Article de presse
Lor'Actu
Interview exclusive de Nathalie Arthaud : ”voter Mélenchon c’est retourner dans les illusions”
La candidate de Lutte Ouvrière (LO) Nathalie Arthaud créditée de 0,5 à 1% des intentions de vote défend son programme "communiste" et se présente comme la seule candidate des "travailleurs". Critiquant Jean-Luc Mélenchon, la candidate enseignante défend aussi la suppression du concordat d'Alsace-Moselle au nom de la laïcité. Interview.
LORACTU. Nous sommes à sept jours du 1er tour. Vous affirmez être la candidate des "travailleurs" et des "travailleuses". En quoi votre candidature porte-t-elle la voix de ces électeurs ?
Nathalie Arthaud - ; Je veux faire entendre le camp des travailleurs, leurs exigences fondamentales, à savoir un emploi et un vrai salaire. Les travailleurs sont à la base de tout dans la société, ouvriers, employés, femmes de ménage, infirmières, techniciens, employés, caissières de supermarché… sans eux rien ne se ferait. Ils peuvent changer la société, je les appelle à faire un vote de fierté et de dignité ouvrière.
Quelles sont les propositions fortes de votre programme ?
Mon programme n’est pas un programme électoral mais un programme pour les luttes. Il n’y a que par les luttes puissantes et massives que le sort du monde du travail peut changer. Méfions nous des bateleurs d’estrade qui disent « voter pour moi ça va changer » ! Il faut éradiquer le chômage ce qui impose d’abord évidemment d’interdire les licenciements, et de répartir le travail entre tous. C’est la première nécessité car le chômage est un drame pour ceux qui en sont victimes comme pour toute la société.
Chacun doit pouvoir vivre correctement : c’est pourquoi aucun salaire, pension ou allocation ne devrait être inférieur à 1 800 euros nets. A moins, on a du mal à joindre les deux bouts. Tout cela représente de l’argent, oui beaucoup d’argent.
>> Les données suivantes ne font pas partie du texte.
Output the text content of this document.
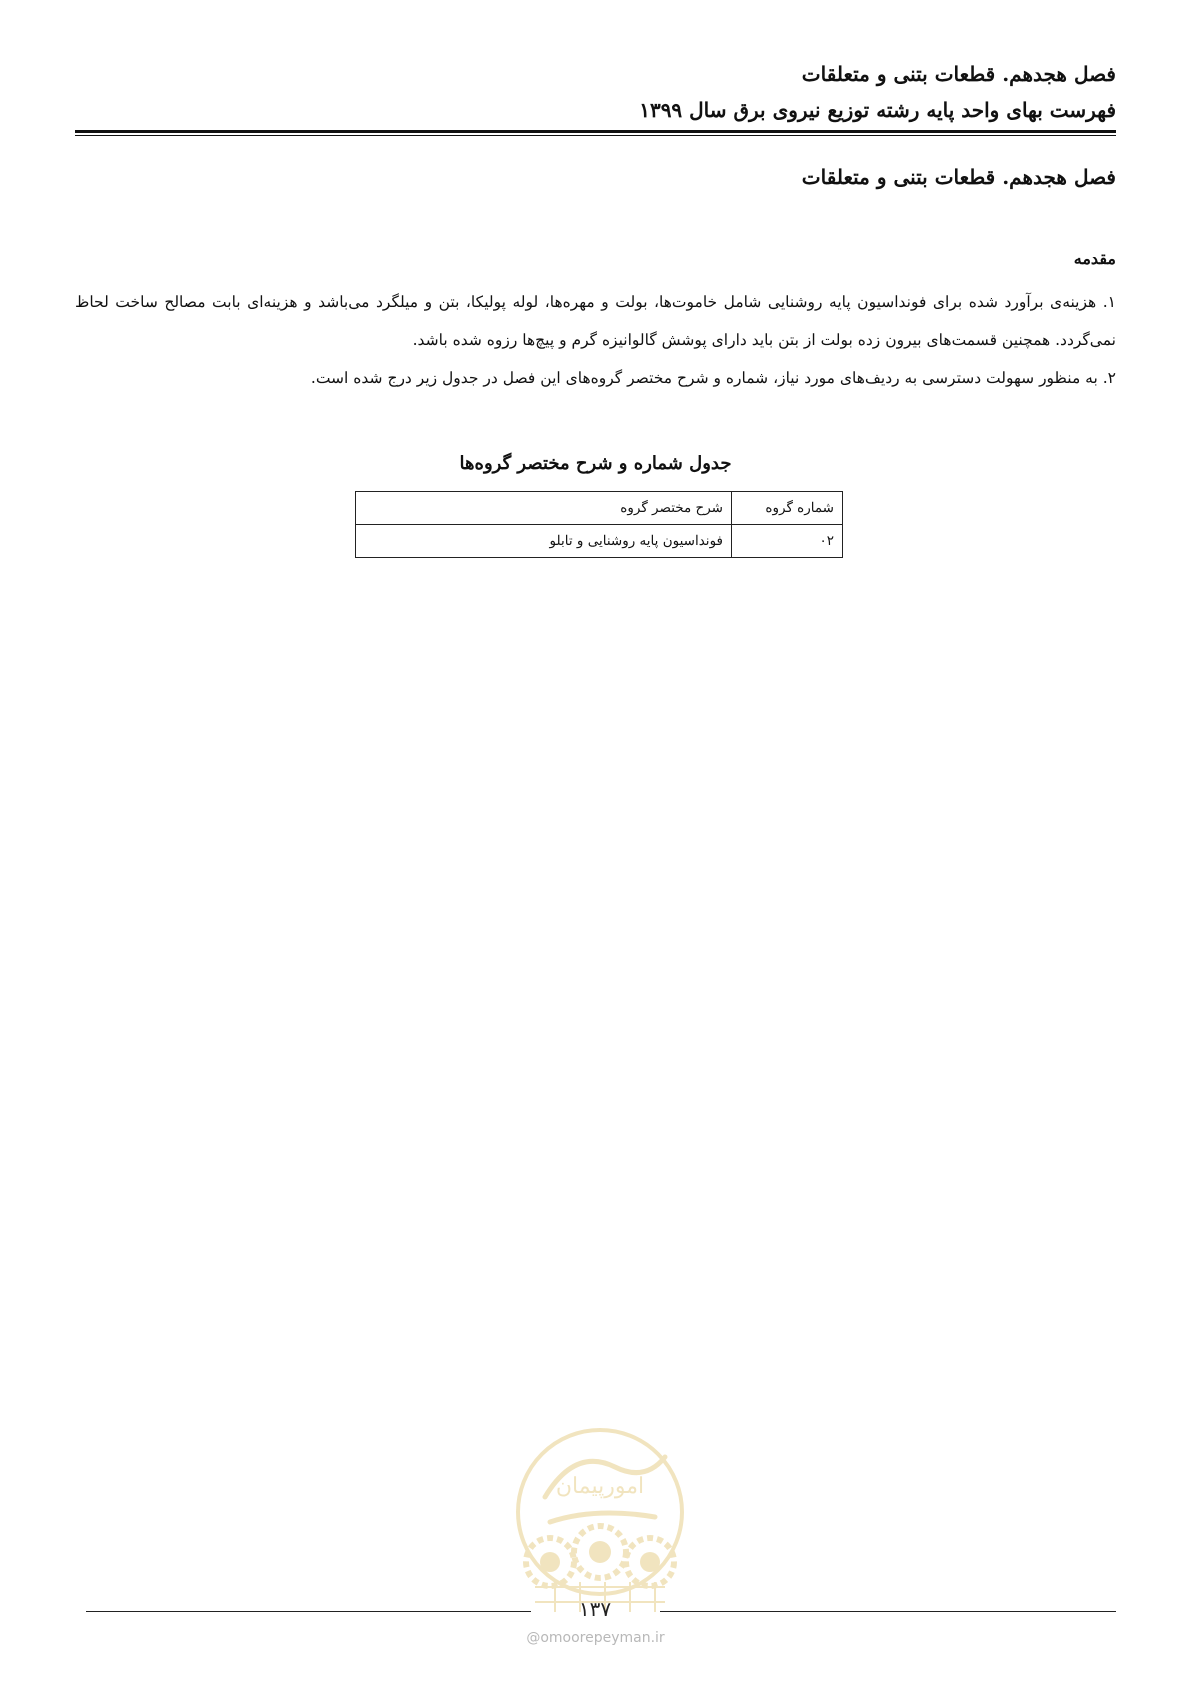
فصل هجدهم. قطعات بتنی و متعلقات
فهرست بهای واحد پایه رشته توزیع نیروی برق سال ۱۳۹۹
فصل هجدهم. قطعات بتنی و متعلقات
مقدمه

۱. هزینه‌ی برآورد شده برای فونداسیون پایه روشنایی شامل خاموت‌ها، بولت و مهره‌ها، لوله پولیکا، بتن و میلگرد می‌باشد و هزینه‌ای بابت مصالح ساخت لحاظ نمی‌گردد. همچنین قسمت‌های بیرون زده بولت از بتن باید دارای پوشش گالوانیزه گرم و پیچ‌ها رزوه شده باشد.

۲. به منظور سهولت دسترسی به ردیف‌های مورد نیاز، شماره و شرح مختصر گروه‌های این فصل در جدول زیر درج شده است.

جدول شماره و شرح مختصر گروه‌ها
شماره گروه	شرح مختصر گروه
۰۲	فونداسیون پایه روشنایی و تابلو
امورپیمان
۱۳۷
@omoorepeyman.ir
Mais la société est riche, l’argent dégouline de partout : rien que les entreprises du CAC 40 ont dégagé 76 milliards de profits l’an dernier, ce qui permettrait de créer 2 millions d’emplois. Oui, il faut prendre sur les profits du patronat et des banques, ceux faits tous les ans et ceux accumulés par les grandes fortunes.
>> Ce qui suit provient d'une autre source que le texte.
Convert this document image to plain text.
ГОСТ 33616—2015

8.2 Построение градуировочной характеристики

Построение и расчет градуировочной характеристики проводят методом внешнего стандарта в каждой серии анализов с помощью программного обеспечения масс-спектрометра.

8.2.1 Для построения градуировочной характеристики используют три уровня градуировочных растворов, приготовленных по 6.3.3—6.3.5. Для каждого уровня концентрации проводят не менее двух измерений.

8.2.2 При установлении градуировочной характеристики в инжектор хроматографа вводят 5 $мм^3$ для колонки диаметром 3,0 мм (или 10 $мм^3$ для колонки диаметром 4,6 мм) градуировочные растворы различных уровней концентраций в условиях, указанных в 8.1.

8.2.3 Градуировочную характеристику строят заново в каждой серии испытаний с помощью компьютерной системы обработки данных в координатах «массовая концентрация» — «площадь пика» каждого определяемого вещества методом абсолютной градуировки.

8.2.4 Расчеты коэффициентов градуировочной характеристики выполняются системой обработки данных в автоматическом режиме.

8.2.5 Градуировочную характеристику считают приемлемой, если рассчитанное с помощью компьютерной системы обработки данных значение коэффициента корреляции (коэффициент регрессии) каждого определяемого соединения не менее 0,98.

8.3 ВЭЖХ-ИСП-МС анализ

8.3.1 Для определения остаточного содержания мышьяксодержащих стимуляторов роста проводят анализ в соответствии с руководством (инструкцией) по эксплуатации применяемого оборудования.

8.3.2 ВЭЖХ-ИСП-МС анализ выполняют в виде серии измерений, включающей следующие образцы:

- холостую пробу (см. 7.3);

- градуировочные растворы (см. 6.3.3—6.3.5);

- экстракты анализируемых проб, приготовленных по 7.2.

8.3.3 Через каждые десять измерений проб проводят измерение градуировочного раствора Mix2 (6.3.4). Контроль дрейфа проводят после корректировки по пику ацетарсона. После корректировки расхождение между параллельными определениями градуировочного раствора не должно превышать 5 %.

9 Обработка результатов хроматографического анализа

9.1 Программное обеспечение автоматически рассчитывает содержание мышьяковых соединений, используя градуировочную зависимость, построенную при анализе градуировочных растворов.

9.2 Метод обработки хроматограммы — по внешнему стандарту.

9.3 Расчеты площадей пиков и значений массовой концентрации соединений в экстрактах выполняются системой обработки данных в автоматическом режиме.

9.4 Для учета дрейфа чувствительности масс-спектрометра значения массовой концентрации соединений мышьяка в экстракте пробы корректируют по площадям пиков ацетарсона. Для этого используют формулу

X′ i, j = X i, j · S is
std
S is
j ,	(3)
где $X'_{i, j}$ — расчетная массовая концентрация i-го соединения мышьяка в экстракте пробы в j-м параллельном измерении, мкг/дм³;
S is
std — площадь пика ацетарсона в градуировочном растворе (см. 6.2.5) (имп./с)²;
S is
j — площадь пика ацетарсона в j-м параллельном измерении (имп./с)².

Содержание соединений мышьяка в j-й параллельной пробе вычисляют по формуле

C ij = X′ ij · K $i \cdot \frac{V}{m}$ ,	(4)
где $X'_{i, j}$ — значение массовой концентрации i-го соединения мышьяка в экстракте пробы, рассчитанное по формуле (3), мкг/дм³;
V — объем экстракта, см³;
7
- "Je ne me réclame pas de la gauche" -
Plusieurs candidats de gauche sont en lice pour le 1er tour de la présidentielle. Quelles sont vos différences avec M. Poutou, M. Hamon et M. Mélenchon ?
Je ne me réclame pas de la « gauche », mais du camp des travailleurs et ma candidature est une candidature communiste qui veut affirmer la nécessité de s’en prendre aux profits de la classe capitaliste. Ma démarche n’a rien à voir avec celle de Hamon et Mélenchon qui veulent gérer le système comme l’ont fait Mitterrand, Jospin ou Hollande. Je suis la seule à me réclamer du communisme.
La percée de Jean-Luc Mélenchon est spectaculaire. Le candidat est désormais au coude-à-coude avec le candidat François Fillon. En cas de qualification de M. Mélenchon au 2e tour, comptez-vous appeler à voter pour lui, voire à vous engager à ses côtés ?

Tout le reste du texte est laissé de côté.